Thursday, September 21, 2006
Time Passes

My husband had to have a medical procedure done, and I was not allowed to leave the office waist he was being seen to. It was enough to make me very angry and very snarkey. To be made to sit in the offices ugly want to be Andrew Loyd Webber ish lobby with soap operas blaring away at me from the TV mounted high on the wall.
I wanted to go and to get things done and then return and pick him up when he was finished. Sitting there made the waiting that much harder.
I felt so helpless when I saw him. The swelling, the bleeding, the throwing up was all to much for me. After we left the surgery clinic I had to take him to the hospital to get an x-ray taken. He got very sick there and he does not even remember what happened during that time.
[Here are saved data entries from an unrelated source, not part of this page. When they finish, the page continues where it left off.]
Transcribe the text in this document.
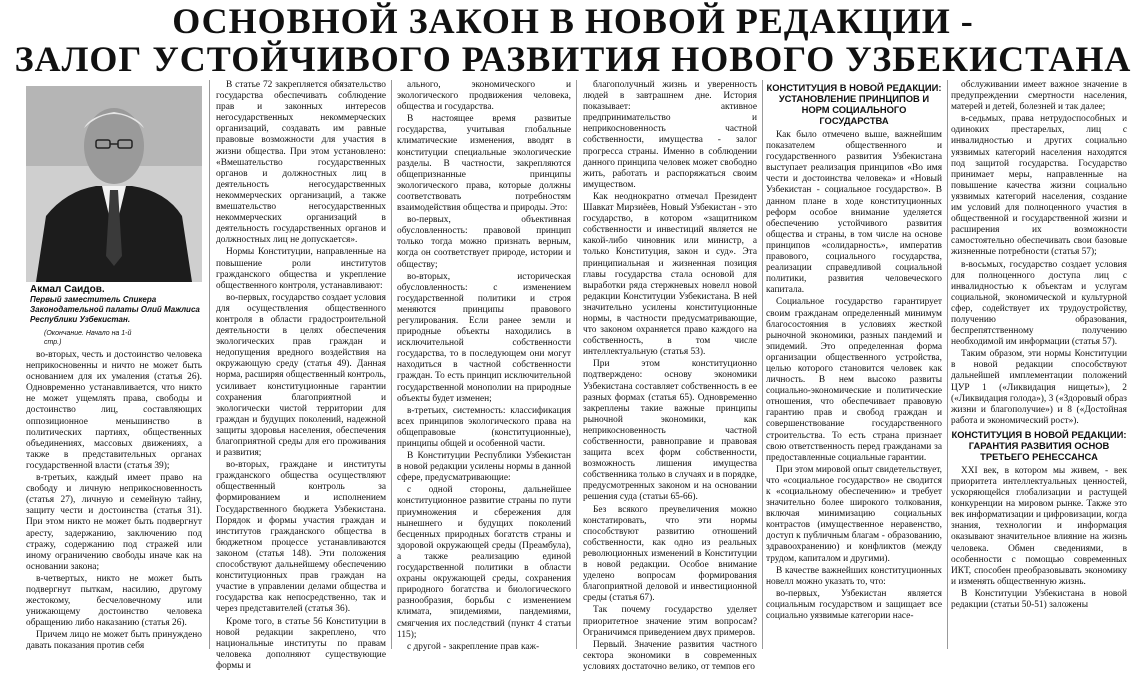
ОСНОВНОЙ ЗАКОН В НОВОЙ РЕДАКЦИИ -
ЗАЛОГ УСТОЙЧИВОГО РАЗВИТИЯ НОВОГО УЗБЕКИСТАНА
Акмал Саидов.
Первый заместитель Спикера Законодательной палаты Олий Мажлиса Республики Узбекистан.
(Окончание. Начало на 1-й стр.)

во-вторых, честь и достоинство человека неприкосновенны и ничто не может быть основанием для их умаления (статья 26). Одновременно устанавливается, что никто не может ущемлять права, свободы и достоинство лиц, составляющих оппозиционное меньшинство в политических партиях, общественных объединениях, массовых движениях, а также в представительных органах государственной власти (статья 39);

в-третьих, каждый имеет право на свободу и личную неприкосновенность (статья 27), личную и семейную тайну, защиту чести и достоинства (статья 31). При этом никто не может быть подвергнут аресту, задержанию, заключению под стражу, содержанию под стражей или иному ограничению свободы иначе как на основании закона;

в-четвертых, никто не может быть подвергнут пыткам, насилию, другому жестокому, бесчеловечному или унижающему достоинство человека обращению либо наказанию (статья 26).

Причем лицо не может быть принуждено давать показания против себя

В статье 72 закрепляется обязательство государства обеспечивать соблюдение прав и законных интересов негосударственных некоммерческих организаций, создавать им равные правовые возможности для участия в жизни общества. При этом установлено: «Вмешательство государственных органов и должностных лиц в деятельность негосударственных некоммерческих организаций, а также вмешательство негосударственных некоммерческих организаций в деятельность государственных органов и должностных лиц не допускается».

Нормы Конституции, направленные на повышение роли институтов гражданского общества и укрепление общественного контроля, устанавливают:

во-первых, государство создает условия для осуществления общественного контроля в области градостроительной деятельности в целях обеспечения экологических прав граждан и недопущения вредного воздействия на окружающую среду (статья 49). Данная норма, расширяя общественный контроль, усиливает конституционные гарантии сохранения благоприятной и экологически чистой территории для граждан и будущих поколений, надежной защиты здоровья населения, обеспечения благоприятной среды для его проживания и развития;

во-вторых, граждане и институты гражданского общества осуществляют общественный контроль за формированием и исполнением Государственного бюджета Узбекистана. Порядок и формы участия граждан и институтов гражданского общества в бюджетном процессе устанавливаются законом (статья 148). Эти положения способствуют дальнейшему обеспечению конституционных прав граждан на участие в управлении делами общества и государства как непосредственно, так и через представителей (статья 36).

Кроме того, в статье 56 Конституции в новой редакции закреплено, что национальные институты по правам человека дополняют существующие формы и

ального, экономического и экологического продвижения человека, общества и государства.

В настоящее время развитые государства, учитывая глобальные климатические изменения, вводят в конституции специальные экологические разделы. В частности, закрепляются общепризнанные принципы экологического права, которые должны соответствовать потребностям взаимодействия общества и природы. Это:

во-первых, объективная обусловленность: правовой принцип только тогда можно признать верным, когда он соответствует природе, истории и обществу;

во-вторых, историческая обусловленность: с изменением государственной политики и строя меняются принципы правового регулирования. Если ранее земли и природные объекты находились в исключительной собственности государства, то в последующем они могут находиться в частной собственности граждан. То есть принцип исключительной государственной монополии на природные объекты будет изменен;

в-третьих, системность: классификация всех принципов экологического права на общеправовые (конституционные), принципы общей и особенной части.

В Конституции Республики Узбекистан в новой редакции усилены нормы в данной сфере, предусматривающие:

с одной стороны, дальнейшее конституционное развитие страны по пути приумножения и сбережения для нынешнего и будущих поколений бесценных природных богатств страны и здоровой окружающей среды (Преамбула), а также реализацию единой государственной политики в области охраны окружающей среды, сохранения природного богатства и биологического разнообразия, борьбы с изменением климата, эпидемиями, пандемиями, смягчения их последствий (пункт 4 статьи 115);

с другой - закрепление прав каж-

благополучный жизнь и уверенность людей в завтрашнем дне. История показывает: активное предпринимательство и неприкосновенность частной собственности, имущества - залог прогресса страны. Именно в соблюдении данного принципа человек может свободно жить, работать и распоряжаться своим имуществом.

Как неоднократно отмечал Президент Шавкат Мирзиёев, Новый Узбекистан - это государство, в котором «защитником собственности и инвестиций является не какой-либо чиновник или министр, а только Конституция, закон и суд». Эта принципиальная и жизненная позиция главы государства стала основой для выработки ряда стержневых новелл новой редакции Конституции Узбекистана. В ней значительно усилены конституционные нормы, в частности предусматривающие, что законом охраняется право каждого на собственность, в том числе интеллектуальную (статья 53).

При этом конституционно подтверждено: основу экономики Узбекистана составляет собственность в ее разных формах (статья 65). Одновременно закреплены такие важные принципы рыночной экономики, как неприкосновенность частной собственности, равноправие и правовая защита всех форм собственности, возможность лишения имущества собственника только в случаях и в порядке, предусмотренных законом и на основании решения суда (статьи 65-66).

Без всякого преувеличения можно констатировать, что эти нормы способствуют развитию отношений собственности, как одно из реальных революционных изменений в Конституции в новой редакции. Особое внимание уделено вопросам формирования благоприятной деловой и инвестиционной среды (статья 67).

Так почему государство уделяет приоритетное значение этим вопросам? Ограничимся приведением двух примеров.

Первый. Значение развития частного сектора экономики в современных условиях достаточно велико, от темпов его

КОНСТИТУЦИЯ В НОВОЙ РЕДАКЦИИ: УСТАНОВЛЕНИЕ ПРИНЦИПОВ И НОРМ СОЦИАЛЬНОГО ГОСУДАРСТВА

Как было отмечено выше, важнейшим показателем общественного и государственного развития Узбекистана выступает реализация принципов «Во имя чести и достоинства человека» и «Новый Узбекистан - социальное государство». В данном плане в ходе конституционных реформ особое внимание уделяется обеспечению устойчивого развития общества и страны, в том числе на основе принципов «солидарность», императив правового, социального государства, реализации справедливой социальной политики, развития человеческого капитала.

Социальное государство гарантирует своим гражданам определенный минимум благосостояния в условиях жесткой рыночной экономики, разных пандемий и эпидемий. Это определенная форма организации общественного устройства, целью которого становится человек как личность. В нем высоко развиты социально-экономические и политические отношения, что обеспечивает правовую гарантию прав и свобод граждан и совершенствование государственного строительства. То есть страна признает свою ответственность перед гражданами за предоставленные социальные гарантии.

При этом мировой опыт свидетельствует, что «социальное государство» не сводится к «социальному обеспечению» и требует значительно более широкого толкования, включая минимизацию социальных контрастов (имущественное неравенство, доступ к публичным благам - образованию, здравоохранению) и конфликтов (между трудом, капиталом и другими).

В качестве важнейших конституционных новелл можно указать то, что:

во-первых, Узбекистан является социальным государством и защищает все социально уязвимые категории насе-

обслуживании имеет важное значение в предупреждении смертности населения, матерей и детей, болезней и так далее;

в-седьмых, права нетрудоспособных и одиноких престарелых, лиц с инвалидностью и других социально уязвимых категорий населения находятся под защитой государства. Государство принимает меры, направленные на повышение качества жизни социально уязвимых категорий населения, создание им условий для полноценного участия в общественной и государственной жизни и расширения их возможности самостоятельно обеспечивать свои базовые жизненные потребности (статья 57);

в-восьмых, государство создает условия для полноценного доступа лиц с инвалидностью к объектам и услугам социальной, экономической и культурной сфер, содействует их трудоустройству, получению образования, беспрепятственному получению необходимой им информации (статья 57).

Таким образом, эти нормы Конституции в новой редакции способствуют дальнейшей имплементации положений ЦУР 1 («Ликвидация нищеты»), 2 («Ликвидация голода»), 3 («Здоровый образ жизни и благополучие») и 8 («Достойная работа и экономический рост»).

КОНСТИТУЦИЯ В НОВОЙ РЕДАКЦИИ: ГАРАНТИЯ РАЗВИТИЯ ОСНОВ ТРЕТЬЕГО РЕНЕССАНСА

XXI век, в котором мы живем, - век приоритета интеллектуальных ценностей, ускоряющейся глобализации и растущей конкуренции на мировом рынке. Также это век информатизации и цифровизации, когда знания, технологии и информация оказывают значительное влияние на жизнь человека. Обмен сведениями, в особенности с помощью современных ИКТ, способен преобразовывать экономику и изменять общественную жизнь.

В Конституции Узбекистана в новой редакции (статьи 50-51) заложены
I did manage to get him back in my car and drive him home with out much other stress or worry. He does not remember picking up our children or arriving home.
I wish he could forget the pain he is in now. I wish I could be more of a help to him. There I go wishing yet again.
Well I have wondered if the people who read my blog do so because they see it as a chance to hear the thoughts that rattle around in my head. My stream of thought style of blogging is honest and open in a way most other try to avoid. I type what I think and what I feel. My life has its ups and its downs and I speak my mind and let my heart lead no matter what.
I do not do well with long term friendships. I am not a good judge of people or their charter, so I leave my self open to getting hurt more than most.
I became a parent at 19, so much of what I see in the world I see from that 19 year old American female point of view even though that betrays the years I have to my credit. Well no matter how old you think I am when and if you read my blog be sure to read and follow my rules!